Leverage ratios are generally slightly down with less debt being available but there is no effect on tenors, yet.

Liquidity is fundamentally strong but is being supported by central bank policy and so Augusta does not expect this to last long. It does make it important to negotiate refinancing options in the near term, when financing costs reduce.

High leverage in the corporate sector is generally perceived to be a risk but the banks remain well capitalised and strong compared to the financial crisis of 2008.

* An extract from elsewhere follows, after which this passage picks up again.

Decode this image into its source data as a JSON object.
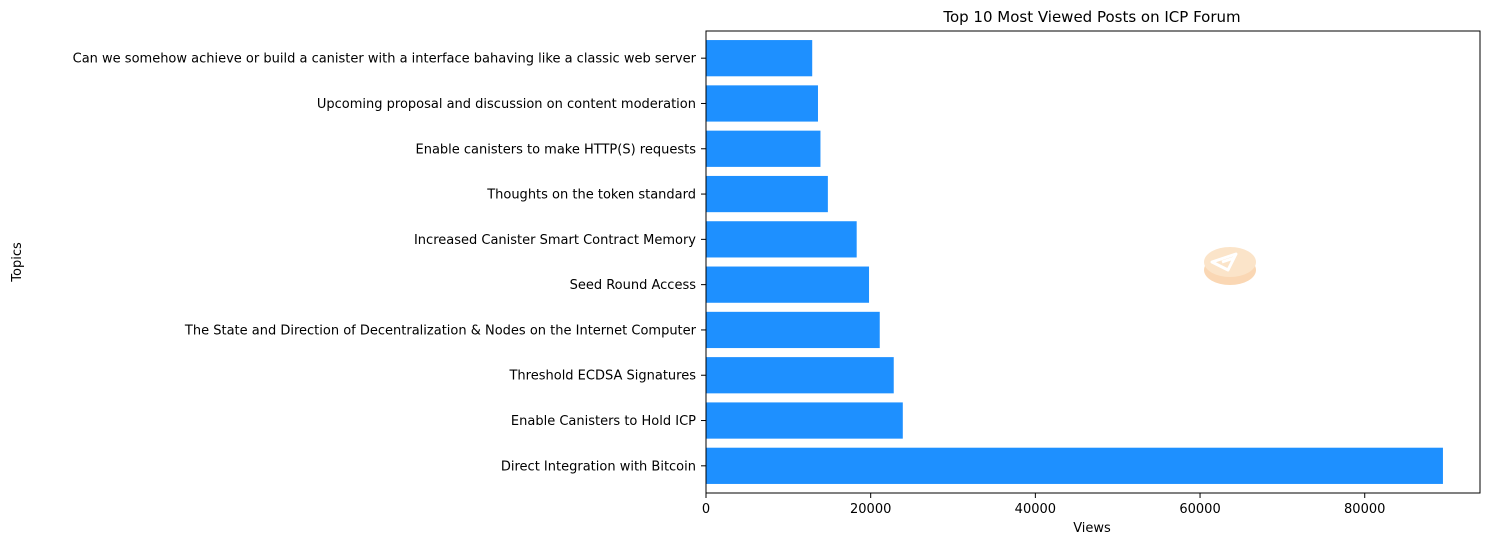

“The renewable energy industry is continuing to prove its resilience to major disruption with financial transactions and project development continuing to move ahead despite the demand shocks we have seen” said Mortimer Menzel, Partner at Augusta & Co. “We have not seen a reduction in investor interest for green electricity producing assets. Investor confidence in the market’s recovery remains high and we expect to see an acceleration in the number of deals during the summer, barring, of course, any setbacks in the recovery from the pandemic. Additionally, we see emerging trends being accelerated by the pandemic: for example a move towards financing without bank debt as investors realise that the stable, but lower returns, in this area mean that this form of financing does not add very much return, especially now when it is ~1 percent more expensive. Also, investors are moving more rapidly now to full merchant deals with a more nuanced and sophisticated approach to hedging in its various forms. We expect to see more full equity and more full merchant deals in future.”